Earlier this year, the General Assembly passed a budget bill that includes funds for the state’s share of a 2 percent pay raise for teachers.
The funds were distributed to school divisions under Virginia’s local composite index formula, but only if the localities provided matching funds to fully pay for the salary increase.
Roanoke County’s school board, wrestling with tough budget decisions, decided not to fund the pay raises. But board members have argued that the county still should have received $700,000 in state funding that it would have gained for teacher salary increases. That’s because the county fully funded a 3 percent raise last year without any help from the state, the board argued. The county did get state support for a 5 percent salary increase that was designed to offset new pension contribution requirements for teachers.
At a news conference this morning, Democratic House of Delegates candidate Freeda Cathcart of Roanoke argued that Republican incumbent Chris Head, R-Botetourt County, should have done more to help the county get those funds. Head said that he pleaded the county’s case to senior House budget-writers, who turned down the extraordinary request.
Roanoke County was one of only 12 systems in the state that not approve raises for this school year.
Cathcart appeared with Roanoke County school board members Jerry Canada and David Wymer at the Vinton War Memorial to call attention to the issue.
“One of the big challenges that’s facing the Roanoke County school system is the lack of funding, the new revenue from the state that could have been brought home last year if our current delegate had put some extra effort into it,” said Catchart, referring to the funds the state earmarked for teacher raises.

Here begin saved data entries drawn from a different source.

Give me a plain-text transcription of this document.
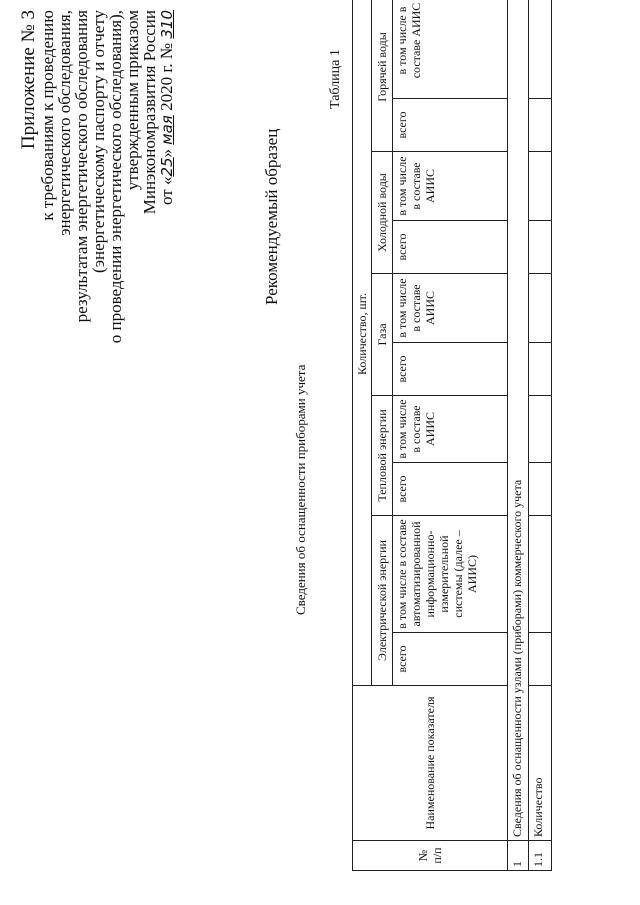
Приложение № 3 к требованиям к проведению
энергетического обследования,
результатам энергетического обследования
(энергетическому паспорту и отчету
о проведении энергетического обследования),
утвержденным приказом
Минэкономразвития России
от «25» мая 2020 г. № 310
Рекомендуемый образец
Сведения об оснащенности приборами учета
Таблица 1
№ п/п	Наименование показателя	Количество, шт.									
		Электрической энергии		Тепловой энергии		Газа		Холодной воды		Горячей воды	
		всего	в том числе в составе автоматизированной информационно-измерительной системы (далее – АИИС)	всего	в том числе в составе АИИС	всего	в том числе в составе АИИС	всего	в том числе в составе АИИС	всего	в том числе в составе АИИС
1	Сведения об оснащенности узлами (приборами) коммерческого учета										
1.1	Количество										
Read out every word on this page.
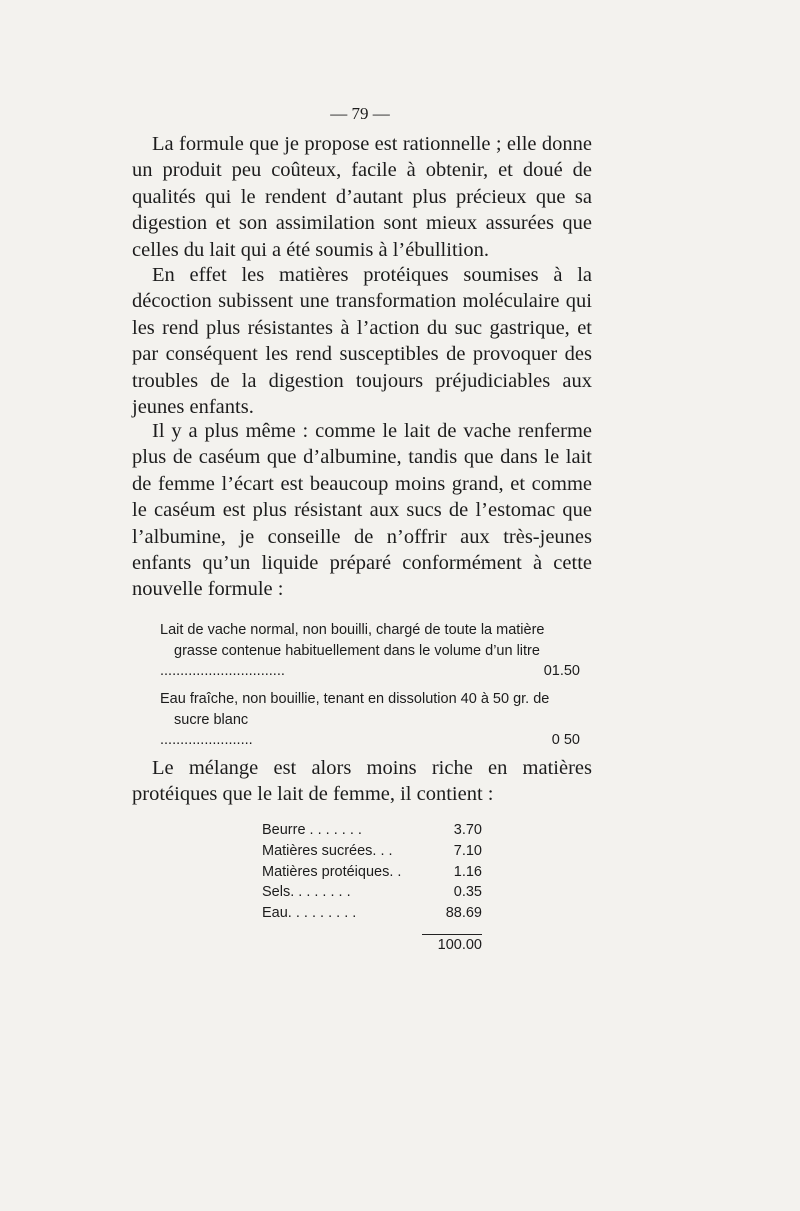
— 79 —

La formule que je propose est rationnelle ; elle donne un produit peu coûteux, facile à obtenir, et doué de qualités qui le rendent d’autant plus précieux que sa digestion et son assimilation sont mieux assurées que celles du lait qui a été soumis à l’ébullition.

En effet les matières protéiques soumises à la décoction subissent une transformation moléculaire qui les rend plus résistantes à l’action du suc gastrique, et par conséquent les rend susceptibles de provoquer des troubles de la digestion toujours préjudiciables aux jeunes enfants.

Il y a plus même : comme le lait de vache renferme plus de caséum que d’albumine, tandis que dans le lait de femme l’écart est beaucoup moins grand, et comme le caséum est plus résistant aux sucs de l’estomac que l’albumine, je conseille de n’offrir aux très-jeunes enfants qu’un liquide préparé conformément à cette nouvelle formule :

Lait de vache normal, non bouilli, chargé de toute la matière grasse contenue habituellement dans le volume d’un litre
...............................	01.50
Eau fraîche, non bouillie, tenant en dissolution 40 à 50 gr. de sucre blanc
.......................	0 50

Le mélange est alors moins riche en matières protéiques que le lait de femme, il contient :

Beurre . . . . . . .	3.70
Matières sucrées. . .	7.10
Matières protéiques. .	1.16
Sels. . . . . . . .	0.35
Eau. . . . . . . . .	88.69
100.00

“When I get to Richmond, I will work hard to bring home these funds and to make them retroactive,” said Cathcart, who is making a second bid for the 17th District House seat.
Canada, the board chairman, said state funding for Roanoke County’s schools has been cut by $14.8 million since 2008 and ongoing budget pressures could “require our school division to make decisions that will be high-profile and unpopular.”
The school board members said they lobbied members of the Roanoke Valley legislative delegation to allow Roanoke County to receive the $700,000 in state aid without giving teachers a raise for a second consecutive year.
“It’s not like that was going to be additional money in the budget,” Wymer said. “That money was in the budget and did not come to Roanoke County.”
Head said he raised the issue with senior members of the budget-writing House Appropriations Committee and was told that the panel would reject such a request.
“It was shot down with blinding speed,” he said.
“Asking for an exception for one county over another, it would have taken a majority vote and, to my knowledge, no one else was asking for something like that,” Head said. “It was an odd sort of exception. There’s nothing wrong with them asking. But I don’t think they had any expectation that they were really going to get it.”
“When have you ever heard of anybody being able to get credit for this year’s deal based on what you did last year?” said Head, who called Cathcart’s criticism misplaced,
“This is a great example of somebody making comments about something that they know very little about ,” he said. “I don’t think she understands the legislative process or the budgeting process at all, but if she did I don’t think she would be making comments like this.”